View Full Version : PDW History - NATO Specs and Weird Designs

03-28-2017, 10:13 AM
From War Is Boring:

In 1989, NATO issued a specification for two personal-defense weapons — one a pistol and the other a shoulder-fired compact submachine gun. The pistol was to weigh less than one kilogram while the shoulder-fired weapon would weigh less than three kilograms.

Both weapons would fire a cartridge with improved range, accuracy and terminal ballistic performance compared to guns firing the nine-by-19-millimeter round.

NATO planned to equip rear-echelon troops — personnel who couldn’t carry or didn’t need a standard-issue rifle — with these new weapons. NATO believed that, in the event of war, Soviet special forces would attempt to disrupt Western lines of communication and logistics, so it was important to arm support troops with a weapon firing a round that could penetrate Soviet body armor at close range.

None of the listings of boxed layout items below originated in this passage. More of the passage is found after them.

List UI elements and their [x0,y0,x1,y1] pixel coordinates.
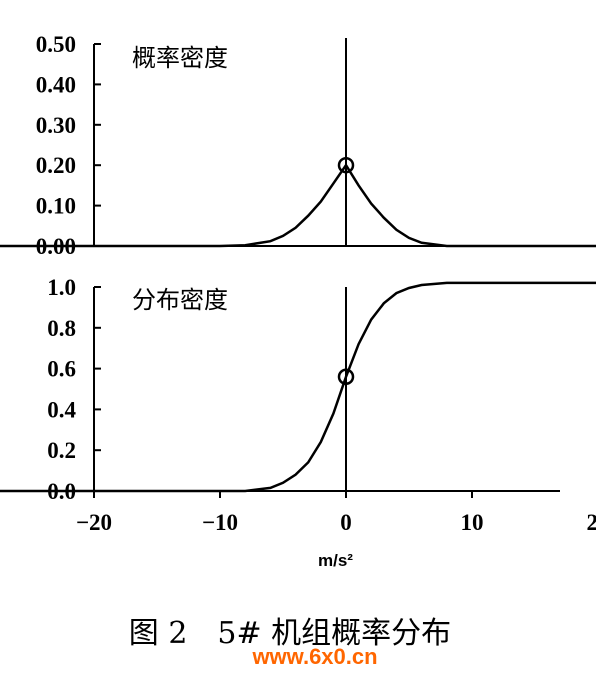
distribution-ytick-label: 1.0 [47,275,76,300]
distribution-ytick-label: 0.4 [47,397,76,422]
distribution-panel-title: 分布密度 [132,286,228,314]
distribution-xtick-label: 10 [461,510,484,535]
watermark: www.6x0.cn [251,644,377,669]
density-panel: 0.000.100.200.300.400.50 概率密度 [0,32,596,259]
distribution-ytick-label: 0.2 [47,438,76,463]
density-mean-marker [337,156,355,174]
distribution-curve [0,281,596,493]
distribution-panel: 0.00.20.40.60.81.0 −30−20−100102030 分布密度 [0,275,596,535]
distribution-median-marker [337,368,355,386]
distribution-xtick-label: −20 [76,510,112,535]
distribution-ytick-label: 0.8 [47,316,76,341]
density-ytick-label: 0.50 [36,32,76,57]
distribution-xtick-label: 20 [587,510,596,535]
density-ytick-label: 0.40 [36,72,76,97]
density-ytick-label: 0.10 [36,194,76,219]
density-ytick-label: 0.30 [36,113,76,138]
x-axis-unit: m/s² [318,551,353,570]
figure-caption: 图 2 5# 机组概率分布 [129,616,451,651]
distribution-ytick-label: 0.6 [47,357,76,382]
density-curve [0,162,596,248]
distribution-xtick-label: 0 [340,510,352,535]
distribution-xtick-label: −10 [202,510,238,535]
density-ytick-label: 0.20 [36,153,76,178]
density-panel-title: 概率密度 [132,44,228,72]
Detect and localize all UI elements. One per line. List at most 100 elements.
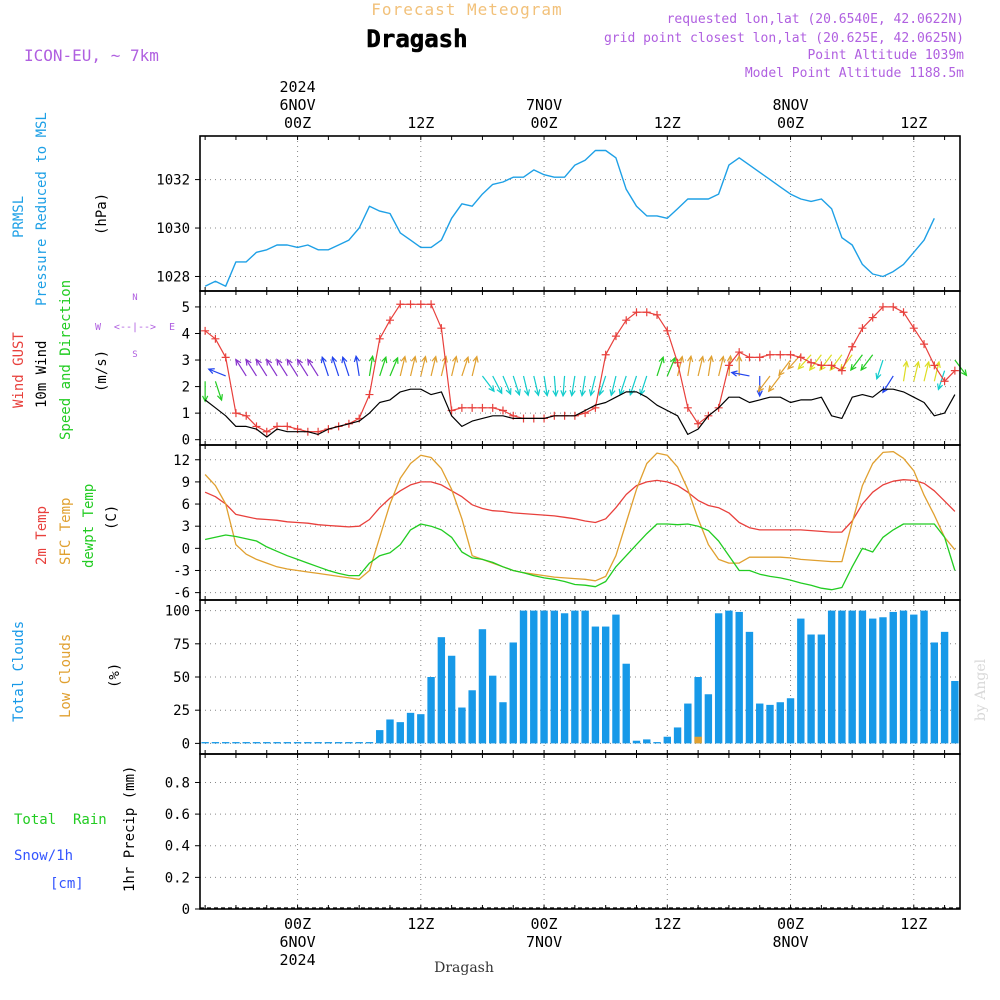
total-cloud-bar <box>940 631 949 744</box>
total-cloud-bar <box>817 634 826 744</box>
total-cloud-bar <box>406 712 415 744</box>
wind-arrow-head <box>609 389 616 397</box>
dewpt-series <box>204 523 956 591</box>
wind-arrow-head <box>787 362 794 370</box>
wind-arrow-head <box>514 388 521 397</box>
compass-east: E <box>169 322 175 333</box>
footer-station-name: Dragash <box>434 960 494 976</box>
gust-point-marker <box>683 403 692 412</box>
total-cloud-bar <box>920 610 928 744</box>
gust-point-marker <box>899 308 908 317</box>
gust-point-marker <box>201 326 210 335</box>
wind-direction-arrow <box>697 356 704 377</box>
temp-unit: (C) <box>104 505 120 530</box>
gust-point-marker <box>632 308 641 317</box>
y-tick-label: 2 <box>182 380 190 396</box>
bottom-time-label: 8NOV <box>772 933 808 951</box>
wind-direction-arrow <box>598 375 607 395</box>
gust-point-marker <box>930 361 939 370</box>
wind-arrow-head <box>353 354 360 363</box>
wind-arrow-head <box>410 355 418 363</box>
total-cloud-bar <box>643 739 651 744</box>
gust-point-marker <box>663 326 672 335</box>
y-tick-label: -3 <box>173 563 190 579</box>
point-altitude: Point Altitude 1039m <box>807 48 964 63</box>
wind-direction-arrow <box>255 359 268 377</box>
total-cloud-bar <box>745 631 754 744</box>
wind-arrow-head <box>307 358 314 366</box>
total-cloud-bar <box>704 694 713 744</box>
gust-point-marker <box>673 358 682 367</box>
wind-arrow-head <box>286 358 293 366</box>
top-time-label: 00Z <box>531 114 558 132</box>
total-cloud-bar <box>540 610 548 744</box>
gust-point-marker <box>786 350 795 359</box>
snow-unit-label: [cm] <box>50 876 84 892</box>
wind-direction-arrow <box>571 375 576 396</box>
wind-dir-label: Speed and Direction <box>58 280 74 440</box>
temp-frame <box>199 444 961 601</box>
y-tick-label: 25 <box>173 703 190 719</box>
total-cloud-bar <box>858 610 867 744</box>
wind-arrow-head <box>552 390 559 398</box>
y-tick-label: 0.2 <box>165 870 190 886</box>
wind-direction-arrow <box>778 359 792 376</box>
plot-area: 102810301032012345-6-3036912025507510000… <box>156 135 968 918</box>
y-tick-label: 0 <box>182 433 190 449</box>
gust-point-marker <box>498 406 507 415</box>
top-time-label: 12Z <box>407 114 434 132</box>
gust-point-marker <box>848 342 857 351</box>
total-cloud-bar <box>673 727 682 744</box>
total-cloud-bar <box>489 675 497 744</box>
wind-arrow-head <box>392 356 399 364</box>
wind-direction-arrow <box>276 359 288 377</box>
wind-direction-arrow <box>481 375 495 392</box>
wind-arrow-head <box>463 355 470 364</box>
wind-direction-arrow <box>420 356 427 377</box>
bottom-time-label: 6NOV <box>280 933 316 951</box>
wind-direction-arrow <box>321 356 329 377</box>
total-cloud-bar <box>478 629 487 744</box>
wind-arrow-head <box>719 355 726 363</box>
wind-direction-arrow <box>389 357 399 377</box>
wind-arrow-head <box>320 355 327 364</box>
wind-arrow-head <box>505 388 512 396</box>
wind-direction-arrow <box>208 368 226 377</box>
y-tick-label: 3 <box>182 353 190 369</box>
wind-arrow-head <box>756 390 763 398</box>
gust-point-marker <box>817 361 826 370</box>
bottom-time-label: 12Z <box>407 915 434 933</box>
wind-direction-arrow <box>286 359 299 377</box>
bottom-time-label: 00Z <box>777 915 804 933</box>
wind-direction-arrow <box>829 354 843 371</box>
total-clouds-label: Total Clouds <box>11 621 27 722</box>
watermark: by Angel <box>973 658 989 721</box>
wind-direction-arrow <box>913 361 920 382</box>
wind-arrow-head <box>431 355 438 363</box>
y-tick-label: 0 <box>182 736 190 752</box>
total-cloud-bar <box>221 742 230 744</box>
wind-arrow-head <box>472 355 479 363</box>
total-cloud-bar <box>283 742 291 744</box>
wind-direction-arrow <box>819 354 833 371</box>
bottom-time-label: 2024 <box>280 951 316 969</box>
wind-arrow-head <box>924 360 931 368</box>
wind-direction-arrow <box>543 375 548 396</box>
wind-arrow-head <box>937 383 944 391</box>
y-tick-label: 0 <box>182 541 190 557</box>
wind-arrow-head <box>569 389 576 398</box>
wind-arrow-head <box>543 389 550 398</box>
total-cloud-bar <box>417 714 425 744</box>
total-cloud-bar <box>899 610 908 744</box>
gust-point-marker <box>468 403 477 412</box>
model-label: ICON-EU, ~ 7km <box>24 46 159 65</box>
wind-direction-arrow <box>768 375 781 392</box>
wind-arrow-head <box>207 368 215 374</box>
wind-direction-arrow <box>590 375 596 396</box>
gust-point-marker <box>796 353 805 362</box>
prmsl-label: PRMSL <box>11 196 27 238</box>
gust-point-marker <box>221 353 230 362</box>
wind-direction-arrow <box>533 375 540 396</box>
dewpt-label: dewpt Temp <box>81 484 97 568</box>
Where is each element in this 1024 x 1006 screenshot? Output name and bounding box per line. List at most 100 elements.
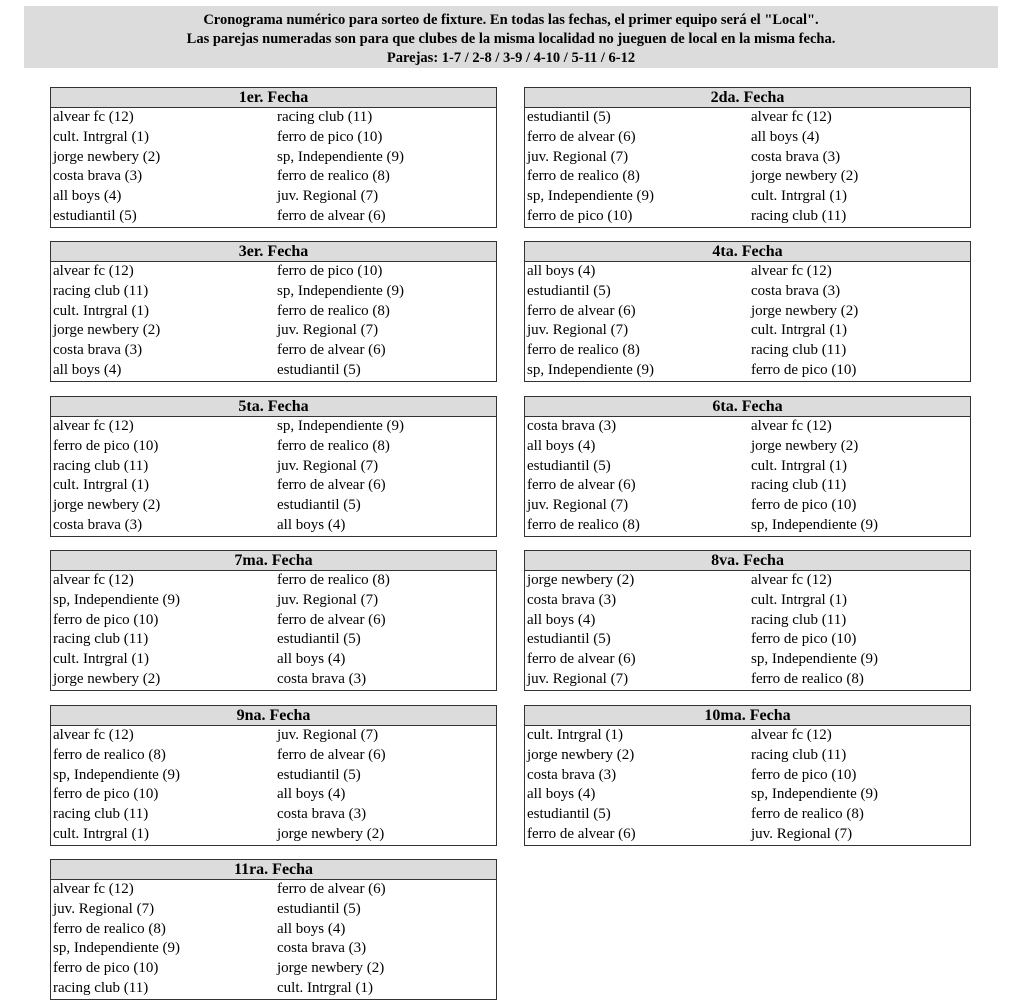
match-row: all boys (4) alvear fc (12) [525,262,970,282]
away-team: cult. Intrgral (1) [277,979,373,996]
home-team: racing club (11) [53,806,149,823]
home-team: ferro de alvear (6) [527,825,636,842]
match-row: juv. Regional (7) ferro de pico (10) [525,496,970,516]
away-team: alvear fc (12) [751,572,832,588]
fecha-title: 11ra. Fecha [51,860,496,880]
away-team: ferro de realico (8) [277,572,390,588]
away-team: racing club (11) [751,342,847,359]
away-team: estudiantil (5) [277,766,361,783]
fecha-title: 3er. Fecha [51,242,496,262]
home-team: costa brava (3) [53,168,143,185]
fecha-table: 4ta. Fecha all boys (4) alvear fc (12) estu… [524,241,971,382]
match-row: jorge newbery (2) juv. Regional (7) [51,321,496,341]
match-row: ferro de alvear (6) all boys (4) [525,128,970,148]
match-row: costa brava (3) alvear fc (12) [525,417,970,437]
fecha-table: 2da. Fecha estudiantil (5) alvear fc (12) f… [524,87,971,228]
fecha-table: 6ta. Fecha costa brava (3) alvear fc (12) a… [524,396,971,537]
fecha-title: 10ma. Fecha [525,706,970,726]
away-team: costa brava (3) [751,282,841,299]
home-team: jorge newbery (2) [53,497,161,514]
fecha-table: 11ra. Fecha alvear fc (12) ferro de alvear… [50,859,497,1000]
away-team: ferro de realico (8) [277,437,390,454]
match-row: costa brava (3) all boys (4) [51,516,496,536]
match-row: sp, Independiente (9) ferro de pico (10) [525,361,970,381]
away-team: racing club (11) [751,611,847,628]
home-team: alvear fc (12) [53,572,134,588]
match-row: estudiantil (5) costa brava (3) [525,282,970,302]
match-row: cult. Intrgral (1) ferro de pico (10) [51,128,496,148]
home-team: jorge newbery (2) [53,148,161,165]
home-team: ferro de realico (8) [527,168,640,185]
home-team: alvear fc (12) [53,727,134,743]
home-team: sp, Independiente (9) [527,188,655,205]
match-row: costa brava (3) ferro de pico (10) [525,766,970,786]
fecha-table: 8va. Fecha jorge newbery (2) alvear fc (12… [524,550,971,691]
match-row: ferro de pico (10) racing club (11) [525,207,970,227]
away-team: alvear fc (12) [751,109,832,125]
away-team: juv. Regional (7) [277,188,379,205]
home-team: ferro de alvear (6) [527,477,636,494]
match-row: cult. Intrgral (1) ferro de realico (8) [51,302,496,322]
home-team: cult. Intrgral (1) [53,477,149,494]
home-team: costa brava (3) [527,591,617,608]
home-team: ferro de pico (10) [53,960,159,977]
away-team: racing club (11) [751,207,847,224]
match-row: estudiantil (5) alvear fc (12) [525,108,970,128]
match-row: ferro de pico (10) ferro de realico (8) [51,437,496,457]
away-team: cult. Intrgral (1) [751,188,847,205]
home-team: racing club (11) [53,631,149,648]
match-row: ferro de realico (8) jorge newbery (2) [525,167,970,187]
home-team: estudiantil (5) [53,207,137,224]
match-row: ferro de pico (10) jorge newbery (2) [51,959,496,979]
home-team: cult. Intrgral (1) [53,651,149,668]
away-team: ferro de pico (10) [277,128,383,145]
away-team: ferro de alvear (6) [277,477,386,494]
match-row: alvear fc (12) juv. Regional (7) [51,726,496,746]
match-row: cult. Intrgral (1) ferro de alvear (6) [51,476,496,496]
away-team: juv. Regional (7) [277,322,379,339]
match-row: ferro de realico (8) racing club (11) [525,341,970,361]
document-header: Cronograma numérico para sorteo de fixtu… [24,6,998,68]
away-team: costa brava (3) [277,940,367,957]
away-team: sp, Independiente (9) [277,282,405,299]
home-team: juv. Regional (7) [527,148,629,165]
away-team: ferro de alvear (6) [277,746,386,763]
away-team: costa brava (3) [277,806,367,823]
home-team: cult. Intrgral (1) [53,825,149,842]
match-row: costa brava (3) ferro de realico (8) [51,167,496,187]
home-team: ferro de pico (10) [53,437,159,454]
match-row: cult. Intrgral (1) jorge newbery (2) [51,825,496,845]
home-team: racing club (11) [53,979,149,996]
match-row: jorge newbery (2) sp, Independiente (9) [51,148,496,168]
match-row: costa brava (3) ferro de alvear (6) [51,341,496,361]
home-team: estudiantil (5) [527,109,611,125]
match-row: all boys (4) jorge newbery (2) [525,437,970,457]
home-team: sp, Independiente (9) [527,361,655,378]
header-line-1: Cronograma numérico para sorteo de fixtu… [203,12,819,28]
fecha-table: 7ma. Fecha alvear fc (12) ferro de realico… [50,550,497,691]
away-team: jorge newbery (2) [277,825,385,842]
match-row: costa brava (3) cult. Intrgral (1) [525,591,970,611]
away-team: cult. Intrgral (1) [751,322,847,339]
match-row: estudiantil (5) cult. Intrgral (1) [525,457,970,477]
away-team: alvear fc (12) [751,418,832,434]
match-row: ferro de realico (8) all boys (4) [51,920,496,940]
away-team: ferro de realico (8) [751,670,864,687]
home-team: ferro de realico (8) [527,342,640,359]
home-team: racing club (11) [53,282,149,299]
away-team: sp, Independiente (9) [277,148,405,165]
home-team: alvear fc (12) [53,418,134,434]
away-team: ferro de alvear (6) [277,611,386,628]
match-row: ferro de alvear (6) jorge newbery (2) [525,302,970,322]
away-team: sp, Independiente (9) [751,516,879,533]
match-row: ferro de pico (10) ferro de alvear (6) [51,611,496,631]
home-team: ferro de realico (8) [53,920,166,937]
home-team: ferro de realico (8) [527,516,640,533]
home-team: estudiantil (5) [527,631,611,648]
home-team: cult. Intrgral (1) [53,302,149,319]
match-row: ferro de alvear (6) racing club (11) [525,476,970,496]
away-team: juv. Regional (7) [751,825,853,842]
match-row: juv. Regional (7) costa brava (3) [525,148,970,168]
away-team: sp, Independiente (9) [277,418,405,434]
match-row: sp, Independiente (9) cult. Intrgral (1) [525,187,970,207]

Read the WHOLE THING (https://warisboring.com/some-pretty-weird-prototypes-preceded-the-p90-submachine-gun-e57181055cea). Fascinating stuff.

03-28-2017, 10:35 AM
Yep the original concept / design / intent of the PDW was a rear area weapon for cooks, truck drivers, mechanics, office type troops who killed the enemy by getting the goods to the troop that did the fighting. It needed to be more than a pistol (because pistols were considered harder to fire accurately and 100+ meters) and less than a rifle, which would ultimately end up in a rack or leaning against a tree while the "real" work was being done. Back then there was a concern about Soviet body armor (turns out the concern was more over rated than the actual threat; but a concern nevertheless).

There were lots of drawing table designs a few made it into production. The HK MP5K got a folding stock added to it and it became HKs PDW until the MP7 was released. The FN P90 is certainly a better iteration of the PDW concept than the MP5 version; but the MP7 is interesting. Knights played with the concept but never released anything. The PDW term has been stolen and morphed into what ever the newest release hits the gun mag cover (except paper magazines don't really have as pull as they used toooooo). Today we have a choice between pistol(and SMG) size cartridges and rifle (read that M16) size cartridges. Its all about what size magazine we want, then fitting the cartridge into that and that into the gun...

03-28-2017, 12:35 PM
3 kg is a generous weight allowance for such a weapon. An empty M4 makes that at 2.88 kg.

06-05-2017, 09:55 AM
Is this not what the M1 Carbine was supposed to do?
Prior to World War II, U.S. Army Ordnance received reports that the full-size M1 rifle (https://en.wikipedia.org/wiki/M1_Garand) was too heavy and cumbersome for most support troops (staff, mortarmen, radiomen, etc.) to carry. During prewar and early war field exercises, it was found that the M1 Garand impeded these soldier's mobility, as a slung rifle would frequently catch on brush, bang the helmet, or tilt over the eyes. Many soldiers found the rifle slid off the shoulder unless slung diagonally across the back, where it prevented the wearing of standard field packs and haversacks.
Additionally, Germany's use of glider-borne and paratroop forces to launch surprise attacks behind the front lines, generated a request for a new compact infantry weapon to equip support troops.[6] (https://en.wikipedia.org/wiki/M1_carbine#cite_note-George.2C_John_1981_p._394-6)[7] (https://en.wikipedia.org/wiki/M1_carbine#cite_note-7) This request called for a compact, lightweight defensive weapon with greater range, accuracy and firepower than handguns
The practical ergonomics of the M1 carbine are near perfect as a light handy shoulder arm. AP loads were not common if they ever existed for it. It would have not been too hard modernize the round to were it could penetrate typical military body armor.
Why reinvent the wheel.

Israel. Likely a teacher escorting her students.

https://encrypted-tbn0.gstatic.com/images?q=tbn:ANd9GcRLtlYE3WJLMqd0WFMmG2Wh9ZGxO3C4x nnJpkVt3ujk_0y00lkU5g

Greg Nichols
06-05-2017, 10:38 AM
3 kg is a generous weight allowance for such a weapon. An empty M4 makes that at 2.88 kg.

The original design for the M16 was designed and marketed to the military as an emergency PDW for air crews.

08-26-2017, 04:58 AM
actually it was designed and marketed as a replacement for the M1 carbine for Airforce security, and then in usual political wisdom, the bright boys in DC tried to shoe horn it into being a general purpose combat rifle, while Springfield and the procurement guys kept trying to sabotage it...
they DID have an under seat survival kit that got prototyped called the Colt Model 608 which consisted of a 10" barreled upper and a minimized fixed stock lower that were approximately the same length so they fit together somewhat when packed. Fixed stock, iron sights, and a stack of 20 round magazines. Too bad they didn't consider suppressors.